In Louisiana, Thibodaux was flooded by nearly 30 inches of rain and Lafayette, Baton Rouge, and New Orleans also saw significant flooding.

Allison left 30,000 people homeless in the Houston area. It caused more than $5 billion in property damage. That sounded like big numbers until Harvey showed up. Harvey’s toll will be at least twice that.

We can’t say yet, because Harvey’s disastrous effects are still unfolding on an epic scale. The area it has flooded is more reminiscent of the Great Flood of 1927 than anything caused by a hurricane.

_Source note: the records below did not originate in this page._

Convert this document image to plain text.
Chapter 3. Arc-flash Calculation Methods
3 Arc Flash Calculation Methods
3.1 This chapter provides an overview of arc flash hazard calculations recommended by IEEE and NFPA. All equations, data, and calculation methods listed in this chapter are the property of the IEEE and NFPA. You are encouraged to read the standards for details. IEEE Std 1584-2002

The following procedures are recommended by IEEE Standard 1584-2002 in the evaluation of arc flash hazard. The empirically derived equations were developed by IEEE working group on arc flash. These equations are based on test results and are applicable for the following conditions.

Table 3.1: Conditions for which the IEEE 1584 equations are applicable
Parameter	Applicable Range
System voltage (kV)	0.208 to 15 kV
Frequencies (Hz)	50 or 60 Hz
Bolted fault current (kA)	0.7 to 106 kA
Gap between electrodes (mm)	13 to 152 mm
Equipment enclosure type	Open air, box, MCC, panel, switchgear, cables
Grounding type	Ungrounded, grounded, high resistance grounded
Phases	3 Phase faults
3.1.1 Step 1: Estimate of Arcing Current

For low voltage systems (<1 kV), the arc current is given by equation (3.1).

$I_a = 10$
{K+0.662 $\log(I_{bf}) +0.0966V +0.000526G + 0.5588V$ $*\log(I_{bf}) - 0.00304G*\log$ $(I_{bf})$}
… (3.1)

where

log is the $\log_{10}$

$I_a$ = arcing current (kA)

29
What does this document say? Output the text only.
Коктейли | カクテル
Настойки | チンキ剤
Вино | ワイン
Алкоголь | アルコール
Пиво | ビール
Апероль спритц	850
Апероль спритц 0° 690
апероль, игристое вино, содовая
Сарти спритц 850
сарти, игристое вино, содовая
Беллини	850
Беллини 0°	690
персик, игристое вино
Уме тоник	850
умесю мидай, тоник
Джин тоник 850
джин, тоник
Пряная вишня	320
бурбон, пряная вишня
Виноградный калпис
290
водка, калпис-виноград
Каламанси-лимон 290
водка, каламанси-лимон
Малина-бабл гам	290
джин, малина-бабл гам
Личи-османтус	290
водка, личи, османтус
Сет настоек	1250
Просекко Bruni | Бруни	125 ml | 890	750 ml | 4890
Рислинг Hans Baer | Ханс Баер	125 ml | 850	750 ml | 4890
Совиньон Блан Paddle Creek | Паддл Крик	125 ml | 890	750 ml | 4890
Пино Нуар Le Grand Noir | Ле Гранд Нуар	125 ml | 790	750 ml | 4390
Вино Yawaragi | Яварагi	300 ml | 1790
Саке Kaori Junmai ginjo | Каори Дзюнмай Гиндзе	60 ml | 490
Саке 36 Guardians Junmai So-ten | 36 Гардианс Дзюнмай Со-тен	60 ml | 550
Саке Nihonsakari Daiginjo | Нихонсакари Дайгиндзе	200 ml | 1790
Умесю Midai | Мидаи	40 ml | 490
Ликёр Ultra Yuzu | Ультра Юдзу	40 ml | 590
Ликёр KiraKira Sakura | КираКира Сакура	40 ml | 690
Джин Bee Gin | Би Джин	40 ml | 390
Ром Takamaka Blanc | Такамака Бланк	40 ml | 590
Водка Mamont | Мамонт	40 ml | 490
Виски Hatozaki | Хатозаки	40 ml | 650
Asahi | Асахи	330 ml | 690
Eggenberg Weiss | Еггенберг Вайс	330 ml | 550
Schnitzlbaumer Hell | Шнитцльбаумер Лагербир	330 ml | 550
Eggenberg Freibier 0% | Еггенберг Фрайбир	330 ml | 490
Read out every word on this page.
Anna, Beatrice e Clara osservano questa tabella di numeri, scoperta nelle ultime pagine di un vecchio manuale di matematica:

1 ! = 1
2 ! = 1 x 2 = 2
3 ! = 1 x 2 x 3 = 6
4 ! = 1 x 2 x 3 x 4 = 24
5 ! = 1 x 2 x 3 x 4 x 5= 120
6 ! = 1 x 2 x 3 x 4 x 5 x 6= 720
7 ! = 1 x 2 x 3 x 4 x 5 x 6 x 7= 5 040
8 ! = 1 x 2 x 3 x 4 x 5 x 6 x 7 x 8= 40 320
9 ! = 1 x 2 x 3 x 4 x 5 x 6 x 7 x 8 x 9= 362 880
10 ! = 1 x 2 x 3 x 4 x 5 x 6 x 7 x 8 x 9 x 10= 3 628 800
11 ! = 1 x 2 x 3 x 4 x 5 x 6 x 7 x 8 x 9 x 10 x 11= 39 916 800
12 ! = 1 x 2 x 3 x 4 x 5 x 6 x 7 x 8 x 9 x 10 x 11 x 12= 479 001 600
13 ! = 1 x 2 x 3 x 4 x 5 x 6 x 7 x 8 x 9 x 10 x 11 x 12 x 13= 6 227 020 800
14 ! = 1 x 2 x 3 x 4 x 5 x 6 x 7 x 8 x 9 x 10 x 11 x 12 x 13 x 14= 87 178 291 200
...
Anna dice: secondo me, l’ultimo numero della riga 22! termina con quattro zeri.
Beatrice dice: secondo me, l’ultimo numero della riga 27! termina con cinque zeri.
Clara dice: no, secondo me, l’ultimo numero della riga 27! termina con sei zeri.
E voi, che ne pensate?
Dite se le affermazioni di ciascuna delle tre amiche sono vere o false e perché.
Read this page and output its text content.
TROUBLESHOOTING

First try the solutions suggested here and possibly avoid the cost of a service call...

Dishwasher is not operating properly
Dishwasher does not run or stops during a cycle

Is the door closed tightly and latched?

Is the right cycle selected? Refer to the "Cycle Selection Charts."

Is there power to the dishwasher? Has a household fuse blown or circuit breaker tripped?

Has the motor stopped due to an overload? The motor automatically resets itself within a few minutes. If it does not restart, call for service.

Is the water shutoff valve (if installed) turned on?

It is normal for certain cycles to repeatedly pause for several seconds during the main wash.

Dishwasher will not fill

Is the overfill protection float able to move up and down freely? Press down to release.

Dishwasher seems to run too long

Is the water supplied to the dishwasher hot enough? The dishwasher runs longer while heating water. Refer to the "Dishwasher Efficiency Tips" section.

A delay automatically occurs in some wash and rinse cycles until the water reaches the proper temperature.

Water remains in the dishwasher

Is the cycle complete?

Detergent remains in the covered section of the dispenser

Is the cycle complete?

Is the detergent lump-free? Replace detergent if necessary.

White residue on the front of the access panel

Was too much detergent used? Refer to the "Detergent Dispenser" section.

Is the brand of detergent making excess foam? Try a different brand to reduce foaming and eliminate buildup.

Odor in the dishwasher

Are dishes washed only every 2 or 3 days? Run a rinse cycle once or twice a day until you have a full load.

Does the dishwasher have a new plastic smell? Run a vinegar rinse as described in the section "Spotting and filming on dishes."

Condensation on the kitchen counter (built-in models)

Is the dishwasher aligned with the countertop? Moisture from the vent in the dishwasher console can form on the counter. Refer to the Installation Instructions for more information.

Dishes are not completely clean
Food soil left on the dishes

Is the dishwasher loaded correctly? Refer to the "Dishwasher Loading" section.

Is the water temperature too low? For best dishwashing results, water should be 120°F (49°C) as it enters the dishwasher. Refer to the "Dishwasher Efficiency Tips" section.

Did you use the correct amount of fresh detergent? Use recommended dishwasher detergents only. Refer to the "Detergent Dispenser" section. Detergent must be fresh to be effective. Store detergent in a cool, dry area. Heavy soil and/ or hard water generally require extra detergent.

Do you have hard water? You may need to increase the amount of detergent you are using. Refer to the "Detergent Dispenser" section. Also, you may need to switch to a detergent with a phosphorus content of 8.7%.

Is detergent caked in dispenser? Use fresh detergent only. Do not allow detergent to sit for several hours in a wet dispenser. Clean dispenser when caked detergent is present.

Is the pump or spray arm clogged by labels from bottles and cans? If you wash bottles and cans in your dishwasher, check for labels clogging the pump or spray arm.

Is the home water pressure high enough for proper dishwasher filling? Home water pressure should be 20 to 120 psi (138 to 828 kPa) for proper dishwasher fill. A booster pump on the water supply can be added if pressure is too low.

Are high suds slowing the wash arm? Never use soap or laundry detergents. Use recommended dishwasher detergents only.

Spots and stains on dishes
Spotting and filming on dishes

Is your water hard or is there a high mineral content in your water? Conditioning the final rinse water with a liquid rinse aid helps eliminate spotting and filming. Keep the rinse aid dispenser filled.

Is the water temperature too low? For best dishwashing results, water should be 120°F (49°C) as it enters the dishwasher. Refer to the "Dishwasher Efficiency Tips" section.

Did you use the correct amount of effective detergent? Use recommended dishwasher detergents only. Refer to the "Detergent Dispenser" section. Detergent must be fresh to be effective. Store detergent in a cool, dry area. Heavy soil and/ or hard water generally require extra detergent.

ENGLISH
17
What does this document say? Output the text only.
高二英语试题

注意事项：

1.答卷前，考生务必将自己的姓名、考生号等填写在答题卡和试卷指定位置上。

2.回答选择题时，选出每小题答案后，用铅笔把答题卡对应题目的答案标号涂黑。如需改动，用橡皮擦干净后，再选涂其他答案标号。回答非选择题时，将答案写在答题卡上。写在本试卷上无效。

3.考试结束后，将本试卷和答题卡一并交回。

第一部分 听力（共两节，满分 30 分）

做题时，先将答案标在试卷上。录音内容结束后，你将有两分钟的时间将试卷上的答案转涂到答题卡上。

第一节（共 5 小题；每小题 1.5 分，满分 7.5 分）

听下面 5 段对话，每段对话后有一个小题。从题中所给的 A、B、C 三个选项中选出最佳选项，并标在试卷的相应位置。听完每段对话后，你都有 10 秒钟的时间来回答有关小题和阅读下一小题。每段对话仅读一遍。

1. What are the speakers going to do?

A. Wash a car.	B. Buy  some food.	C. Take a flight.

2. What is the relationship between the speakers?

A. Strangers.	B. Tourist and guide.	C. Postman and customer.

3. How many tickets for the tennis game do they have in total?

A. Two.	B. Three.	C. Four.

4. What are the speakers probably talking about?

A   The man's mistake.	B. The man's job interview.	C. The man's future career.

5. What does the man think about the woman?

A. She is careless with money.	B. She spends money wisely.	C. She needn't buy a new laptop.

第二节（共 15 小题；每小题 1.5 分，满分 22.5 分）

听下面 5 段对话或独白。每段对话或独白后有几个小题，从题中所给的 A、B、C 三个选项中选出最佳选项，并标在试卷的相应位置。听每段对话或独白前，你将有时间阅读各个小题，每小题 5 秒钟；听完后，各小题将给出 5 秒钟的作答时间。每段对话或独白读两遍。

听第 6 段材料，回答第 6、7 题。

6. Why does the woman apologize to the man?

One Texas official said the land area under water in south Texas is equivalent in size to Lake Erie.

Another noted that the Houston metro area covers an area slightly bigger than New Jersey, practically all of which is flooded to one depth or another.

A weather analyst estimated that before its last drop is dropped, 25 trillion gallons of rain will fall on Texas and Louisiana. By comparison, Katrina dropped less than 7 trillion gallons.

All of that water has to drain into the Gulf, through channels that are no longer recognizable as streams or bayous or rivers, only as lakes — lakes filled so high that in many places, like the rainfall totals, they are off the gauges that measure their depth.

It will take weeks, if not months, for all that water to drain. When it does finally begin to recede, it will reveal incredible devastation to homes, businesses, schools, hospitals — entire communities.

Worse, each inch that the floodwaters drop will also reveal the remains of people trapped in attics or rubble or washed-away cars — a toll that will certainly grow into Harvey’s most terrible legacy.